Культ и искусство

Во времена упадка вождь «должен идти путем одиночки, а не толпы»,[291] «однако иногда необходимо, хоть это и вовсе не сладко, осуждать то, что неисправимо и уже погрязло в пороке»,[292] и тогда оружие ненависти, избегающее ничтожной схватки с общеизвестным и уже никуда не годным наследием, обращается против него в философском труде. Война — таков затаенный девиз всех диалогов; «преисполненным самой черной желчи» видит Платона Ницше, пусть даже она кипит лишь в гордом уединении его мудрости, которая «излагается на столь прекрасном санскрите, что понять ее могут только те, кто действительно должен понять» (Фридрих Шлегель), и которая использует иронию уже не для того, чтобы целомудренно прикрыть героический жест, как это делал Сократ, а как постоянно обнаженное оружие, направленное и против медоточивых речей Евтифрона, и против звучных возгласов Протагора, и против чрезмерного рвения благородного юноши Федра. Но наиболее тщательное уничтожение властитель «Законов» и учредитель нового культа замышляет в отношении благочестивых сторонников других культов и извращенных приверженцев сект и не страшится никакой жестокости, чтобы изгнать из своего царства искусство, сверкающий соблазн которого самым непосредственным образом гибелен для культа. Борьбу против искусства Платон ведет на два фронта: во-первых, против выставляющего себя напоказ, рассчитывающего произвести впечатление безбожного искусства его собственного времени, и во-вторых, как борьбу нового культа против символов и образов старого, подлежащего уничтожению.
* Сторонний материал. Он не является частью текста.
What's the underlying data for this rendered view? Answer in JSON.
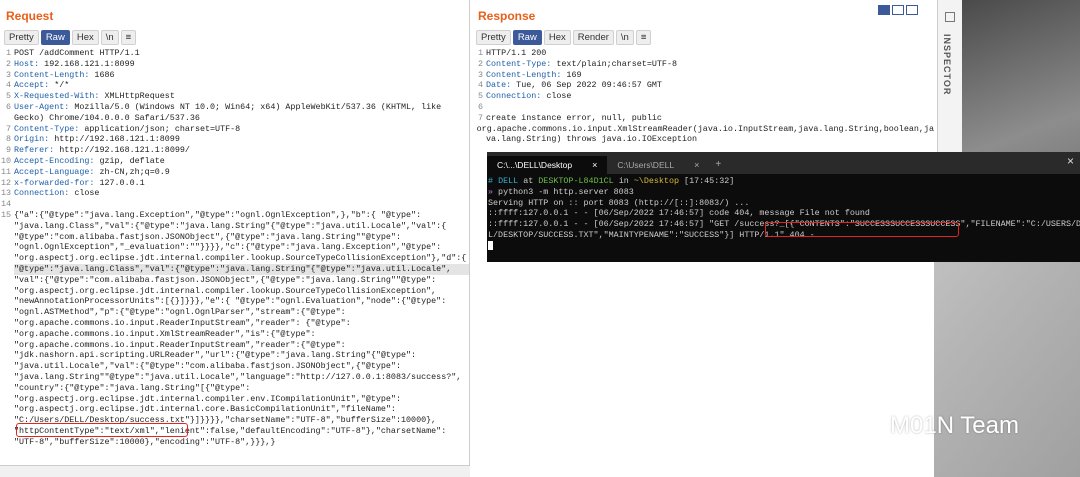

«Все это безжизненно и немощно, одна сплошная болтовня; все эти мусиче-ские рощи только оскверняют благородное искусство», — таков приговор Аристофана, Платонова современника. Нынешние любители искусства, все еще восхищающиеся тем высочайшим совершенством, которое они находят в творениях древних греков, не в состоянии понять такое суждение, поскольку видят в искусстве лишь некую самоценность и частное достижение более развитого вкуса, тогда как Аристофан и Платон стремятся разглядеть в нем лик культовой общности, и никакое частное свершение, сколь угодно изысканное и ослепительное, не может снискать их одобрения. Культовый символ, в котором выражает себя объединенная боговидением общность, тоже является произведением искусства в том истинном и более высоком смысле, что в нем, как в гештальте, воплощается круговращение духа; но он получает свое особое посвящение, силу и неотъемлемое содержание от культовой общности, подчиняет любое частное суждение общему делу и не допускает никакого особого мнения со стороны личного вкуса; образ же как выражение индивидуальной души, способной вновь замкнуть в себе круг бытия, связывающий дух с живым телом, основывается как раз лишь на частном свершении, признает лишь индивидуальные суждения и остается в плену ограниченности чьего-либо личного вкуса. Искусство, таким образом, всегда рождается там, где уже начинает разлагаться культовая общность; оно завладевает ее символами и индивидуальная душа вновь выбрасывает их наверх из своего водоворота, но уже переосмысленными и измельчавшими. Поэтому для основателя нового культа никакое требование не представляется более настоятельным, чем требование обезопасить себя от посягательств искусства, и никакая граница — более необходимой, чем та, что проходит между искусством и культом. Очень важно, что Канту при всем старании обосновать всеобщность эстетического суждения так и не удалось преодолеть его индивидуальную ограниченность и, прибегнув к идее «общего чувства», он сознался в том, что эстетическое суждение всегда остается в плену у частного; символ же, возникающий перед членами общины как некий сообща порождаемый ими лик, требует, чтобы всякое частное суждение было поставлено на службу общим целям.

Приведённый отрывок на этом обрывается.